Patatras ! L'instant n'a été qu'extrêmement fugitif. Jusqu'à maintenant, on savait que l'ignorance était la mère de tous les maux mais on devine très vite que notre petite lucarne, longtemps après Rabelais, le serait devenue à son tour. Un peu comme si le long d'une route accidentogène, il fallait en accuser et couper les arbres plutôt que raisonner les conducteurs.
Pour le reste, il a raison. On se perd devant la pléthore de candidats et l’hypocrisie plus ou moins assumée de certains. Finances d’abord ! Certains diront (ou non) que c’est mieux que Français d’abord. Il faut dire que chez « ces gens-là », on cause et on compte.

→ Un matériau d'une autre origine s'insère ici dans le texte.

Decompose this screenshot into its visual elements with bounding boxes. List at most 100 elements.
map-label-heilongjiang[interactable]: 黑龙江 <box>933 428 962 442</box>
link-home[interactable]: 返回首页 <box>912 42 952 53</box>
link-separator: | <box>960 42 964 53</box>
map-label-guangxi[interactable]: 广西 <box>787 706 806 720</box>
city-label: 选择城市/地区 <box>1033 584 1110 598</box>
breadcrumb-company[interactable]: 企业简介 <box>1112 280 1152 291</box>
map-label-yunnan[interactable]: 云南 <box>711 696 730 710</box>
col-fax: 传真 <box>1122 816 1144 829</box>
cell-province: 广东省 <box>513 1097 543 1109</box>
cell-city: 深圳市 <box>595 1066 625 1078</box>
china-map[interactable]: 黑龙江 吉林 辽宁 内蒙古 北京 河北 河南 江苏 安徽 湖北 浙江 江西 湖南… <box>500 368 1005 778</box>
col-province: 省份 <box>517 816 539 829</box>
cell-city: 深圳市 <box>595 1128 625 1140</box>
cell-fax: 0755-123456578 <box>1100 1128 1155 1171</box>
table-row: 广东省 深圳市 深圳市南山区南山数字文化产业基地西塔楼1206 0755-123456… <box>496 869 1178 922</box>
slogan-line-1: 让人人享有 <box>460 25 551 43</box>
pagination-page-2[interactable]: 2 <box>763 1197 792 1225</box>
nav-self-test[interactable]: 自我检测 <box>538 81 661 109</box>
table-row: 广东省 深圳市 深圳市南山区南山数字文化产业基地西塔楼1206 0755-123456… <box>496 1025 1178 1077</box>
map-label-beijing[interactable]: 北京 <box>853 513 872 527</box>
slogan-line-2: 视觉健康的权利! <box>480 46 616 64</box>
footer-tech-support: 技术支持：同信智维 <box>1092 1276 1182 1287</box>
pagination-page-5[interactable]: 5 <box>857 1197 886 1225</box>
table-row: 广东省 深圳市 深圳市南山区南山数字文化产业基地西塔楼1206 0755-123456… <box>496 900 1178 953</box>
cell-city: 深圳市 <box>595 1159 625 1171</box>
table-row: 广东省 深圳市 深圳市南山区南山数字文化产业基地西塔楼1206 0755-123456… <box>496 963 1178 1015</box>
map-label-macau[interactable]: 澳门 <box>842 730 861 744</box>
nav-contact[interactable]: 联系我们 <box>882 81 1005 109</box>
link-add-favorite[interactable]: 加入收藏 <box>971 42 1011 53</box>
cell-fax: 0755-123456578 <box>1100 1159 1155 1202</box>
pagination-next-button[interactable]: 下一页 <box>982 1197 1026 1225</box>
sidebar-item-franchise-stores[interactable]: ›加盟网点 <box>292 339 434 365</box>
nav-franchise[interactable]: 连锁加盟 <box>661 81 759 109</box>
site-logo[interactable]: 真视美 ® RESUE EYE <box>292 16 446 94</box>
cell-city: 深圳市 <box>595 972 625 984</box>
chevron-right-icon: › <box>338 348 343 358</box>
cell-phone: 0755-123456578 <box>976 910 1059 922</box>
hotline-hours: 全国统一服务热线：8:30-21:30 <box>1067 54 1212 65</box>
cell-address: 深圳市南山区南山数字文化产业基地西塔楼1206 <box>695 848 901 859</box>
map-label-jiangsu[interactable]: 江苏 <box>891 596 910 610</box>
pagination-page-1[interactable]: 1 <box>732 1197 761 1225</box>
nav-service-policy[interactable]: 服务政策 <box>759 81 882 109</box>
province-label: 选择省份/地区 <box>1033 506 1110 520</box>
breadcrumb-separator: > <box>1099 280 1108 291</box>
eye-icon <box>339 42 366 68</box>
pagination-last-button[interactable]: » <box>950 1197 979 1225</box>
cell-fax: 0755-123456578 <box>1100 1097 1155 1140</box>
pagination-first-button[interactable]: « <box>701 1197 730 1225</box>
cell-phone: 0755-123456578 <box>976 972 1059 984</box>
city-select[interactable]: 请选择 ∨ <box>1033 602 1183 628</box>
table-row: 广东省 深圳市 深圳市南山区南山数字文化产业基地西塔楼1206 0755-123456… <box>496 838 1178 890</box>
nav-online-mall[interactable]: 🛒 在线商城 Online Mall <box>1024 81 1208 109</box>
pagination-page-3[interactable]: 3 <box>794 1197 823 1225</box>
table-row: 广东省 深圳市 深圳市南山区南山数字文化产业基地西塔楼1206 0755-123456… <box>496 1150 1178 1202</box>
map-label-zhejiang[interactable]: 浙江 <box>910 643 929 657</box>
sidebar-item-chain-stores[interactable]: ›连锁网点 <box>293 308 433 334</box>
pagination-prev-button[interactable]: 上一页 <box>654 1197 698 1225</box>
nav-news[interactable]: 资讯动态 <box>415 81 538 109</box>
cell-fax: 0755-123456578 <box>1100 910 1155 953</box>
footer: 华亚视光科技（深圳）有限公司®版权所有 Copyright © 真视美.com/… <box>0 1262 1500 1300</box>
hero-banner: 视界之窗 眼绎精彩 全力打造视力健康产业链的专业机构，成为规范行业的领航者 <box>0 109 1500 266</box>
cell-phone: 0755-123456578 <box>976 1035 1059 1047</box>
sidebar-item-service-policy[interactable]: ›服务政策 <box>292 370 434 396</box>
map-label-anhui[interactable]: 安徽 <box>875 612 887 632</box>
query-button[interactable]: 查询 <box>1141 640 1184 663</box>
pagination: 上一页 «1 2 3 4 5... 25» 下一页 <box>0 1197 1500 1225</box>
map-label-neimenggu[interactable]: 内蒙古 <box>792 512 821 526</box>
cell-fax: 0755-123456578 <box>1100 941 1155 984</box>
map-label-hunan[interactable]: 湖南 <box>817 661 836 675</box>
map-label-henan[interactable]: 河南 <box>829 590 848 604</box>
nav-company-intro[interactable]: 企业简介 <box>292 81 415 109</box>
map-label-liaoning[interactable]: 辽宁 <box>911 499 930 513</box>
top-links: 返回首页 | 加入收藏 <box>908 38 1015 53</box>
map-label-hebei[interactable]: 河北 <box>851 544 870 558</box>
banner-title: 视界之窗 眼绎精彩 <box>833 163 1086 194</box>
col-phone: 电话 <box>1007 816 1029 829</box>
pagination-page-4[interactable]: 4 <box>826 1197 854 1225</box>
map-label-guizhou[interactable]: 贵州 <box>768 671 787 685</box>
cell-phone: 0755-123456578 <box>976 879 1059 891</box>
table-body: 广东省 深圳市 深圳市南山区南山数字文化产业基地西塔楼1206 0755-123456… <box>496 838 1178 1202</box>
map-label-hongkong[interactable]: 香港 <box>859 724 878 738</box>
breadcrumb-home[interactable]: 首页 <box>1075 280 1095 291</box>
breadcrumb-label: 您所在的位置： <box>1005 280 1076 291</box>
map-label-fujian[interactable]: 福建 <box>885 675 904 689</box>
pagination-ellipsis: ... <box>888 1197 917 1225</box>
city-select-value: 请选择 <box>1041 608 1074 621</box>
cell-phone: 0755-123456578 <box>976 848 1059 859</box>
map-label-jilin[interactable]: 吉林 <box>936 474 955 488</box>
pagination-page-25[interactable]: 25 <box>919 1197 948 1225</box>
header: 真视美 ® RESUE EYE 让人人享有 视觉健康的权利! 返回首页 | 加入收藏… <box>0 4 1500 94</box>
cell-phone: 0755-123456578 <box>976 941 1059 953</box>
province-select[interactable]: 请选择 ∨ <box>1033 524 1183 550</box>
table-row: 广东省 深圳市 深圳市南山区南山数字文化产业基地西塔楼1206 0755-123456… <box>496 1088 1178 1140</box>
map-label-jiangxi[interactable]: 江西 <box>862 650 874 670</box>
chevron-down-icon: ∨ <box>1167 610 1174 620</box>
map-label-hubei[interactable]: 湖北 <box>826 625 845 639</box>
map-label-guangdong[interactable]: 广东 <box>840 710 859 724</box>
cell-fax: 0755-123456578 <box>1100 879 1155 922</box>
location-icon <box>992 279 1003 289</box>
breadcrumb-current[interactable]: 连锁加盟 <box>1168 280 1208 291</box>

L’oseille du citoyen va nourrir grassement certains partis pendant 5 ans et même les novices de la "Société civile" l’ont bien et vite compris.
Plutôt que de me réjouir du début, assez enthousiasmant je le reconnais, de l’histoire, celle du début du quinquennat, j’attends la suite non plus en la savourant mais en me disant qu’hélas, on semble bien reparti comme avant. Avec un Premier Ministre assénant que c’est aux électeurs de trancher plutôt qu’à la Justice, il est permis de se poser des questions. Bien aussi de vouloir laver plus blanc que blanc mais il faut s’assurer d’être parfaitement "clean" dans ses rangs… ce qui, manifestement, n’a pas été fait (cf. les affaires – pardon les cas – Ferrand, de Sarnez, Bayrou et tous ceux qui vont surgir dès les Législatives closes).
Allez ! Foin de pessimisme. Le Président préside, le Gouvernement gouverne, les patrons ont le moral, les ménages aussi, les retraités " retraitent", les syndicats affûtent leurs armes, les futurs licenciés se questionnent.
Bref, il fait beau et tous les chers concitoyens, mais surtout électeurs, s’apprêtent à aller voter pour d’illustres inconnus, glisser un bulletin blanc (un jour ou l’autre, il sera comptabilisé) ou à faire exploser le taux de l’abstention.
« Tout est pour le mieux dans le meilleur des mondes possibles. »… pour le moment.